Great Western Ambulance Service (GWAS) could merge with the South Western Ambulance service.

If agreed, the area covered by the merged service would stretch from the Cotswolds in Gloucestershire down to the Isles of Scilly.

The South Western service, which covers Cornwall, Devon, Somerset and Dorset, is the only one to have expressed an interest in partnering GWAS, England’s smallest ambulance service.

But sceptical North Wiltshire MP James Gray has expressed concerns about the potential partnership.

At the GWAS annual meeting in Chippenham last Thursday, Mr Gray told executives he feared ambulances from Wiltshire would be sent to incidents in the south west.

He said: “I was told five years ago Wiltshire Ambulance Service was too small and merging with Gloucestershire and Avon to form GWAS would be a fantastic solution. I argued at the time that rural ambulance services would be watered out into urban areas and I have experience of this, with Malmesbury crews going to Bath.

“If we do the same again and amalgamate with the South West, we will end up with an enormous organisation and rural places like Wiltshire will be damaged.

“I am personally strongly opposed to the notion of a regional ambulance service which you are proposing. I think it will be substantially worse for my constituents. ”

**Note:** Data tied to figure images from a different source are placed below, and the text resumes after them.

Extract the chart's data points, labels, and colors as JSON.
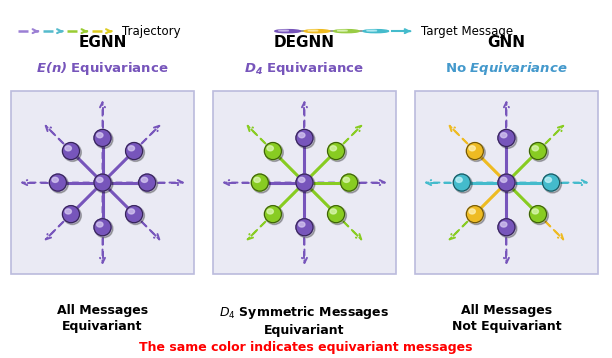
{
  "panel_titles": [
    "EGNN",
    "DEGNN",
    "GNN"
  ],
  "subtitle_lines": [
    [
      "italic_purple",
      "E(n)",
      " Equivariance"
    ],
    [
      "italic_purple",
      "D_4",
      " Equivariance"
    ],
    [
      "mixed_blue",
      "No",
      " Equivariance"
    ]
  ],
  "bottom_labels": [
    "All Messages\nEquivariant",
    "$D_4$ Symmetric Messages\nEquivariant",
    "All Messages\nNot Equivariant"
  ],
  "footer_text": "The same color indicates equivariant messages",
  "purple": "#7755BB",
  "green": "#88CC22",
  "cyan": "#44BBCC",
  "yellow": "#EEBB22",
  "panel_bg": "#eaeaf4",
  "panel_border": "#bbbbdd",
  "node_colors_panel1": {
    "center": "#7755BB",
    "n": "#7755BB",
    "ne": "#7755BB",
    "e": "#7755BB",
    "se": "#7755BB",
    "s": "#7755BB",
    "sw": "#7755BB",
    "w": "#7755BB",
    "nw": "#7755BB"
  },
  "node_colors_panel2": {
    "center": "#7755BB",
    "n": "#7755BB",
    "ne": "#88CC22",
    "e": "#88CC22",
    "se": "#88CC22",
    "s": "#7755BB",
    "sw": "#88CC22",
    "w": "#88CC22",
    "nw": "#88CC22"
  },
  "node_colors_panel3": {
    "center": "#7755BB",
    "n": "#7755BB",
    "ne": "#88CC22",
    "e": "#44BBCC",
    "se": "#88CC22",
    "s": "#7755BB",
    "sw": "#EEBB22",
    "w": "#44BBCC",
    "nw": "#EEBB22"
  },
  "traj_colors": [
    "#9B7FD4",
    "#55BBCC",
    "#99CC33",
    "#DDCC22"
  ],
  "legend_nodes": [
    "#7755BB",
    "#EEBB22",
    "#99CC44",
    "#44BBCC"
  ]
}
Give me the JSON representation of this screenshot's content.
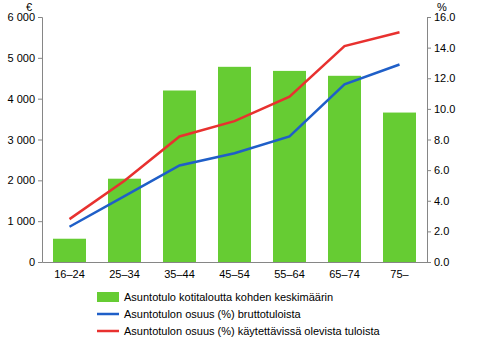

Mr Gray suggested a return to an ambulance service for Wiltshire working in co-operation with the police and fire services.

Martin Flaherty, the interim chief executive of GWAS, said: “I don’t agree a bigger service means you necessarily lose the local feeling of your ambulance service. The ambulance stations in Wiltshire will still be the ambulance stations and the ambulance staff will still be the same.”

GWAS wants to partner with another organisation because, it says, on its own it would not be viable to become a Foundation Trust.

South Western Ambulance Service is a Foundation Trust and was named ambulance trust of the year in the 2011 Emergency Service Awards.

Its chief executive, Ken Wenman, said: “As an ambulance service that has already attained NHS Foundation Trust status, coupled with the fact the two services are closely linked geographically, it is logical that a partnership between the two is considered. It is, however, an expression of interest only at this stage.

“The priority of both services is to continue improving patient care across the region, as well as protecting their workforces.”

GWAS Unison branch spokesman Chris Hewett said: “We will be looking very closely at any developments and changes to make sure local communities are supported.”

A decision on any merger is likely to be made in the next month.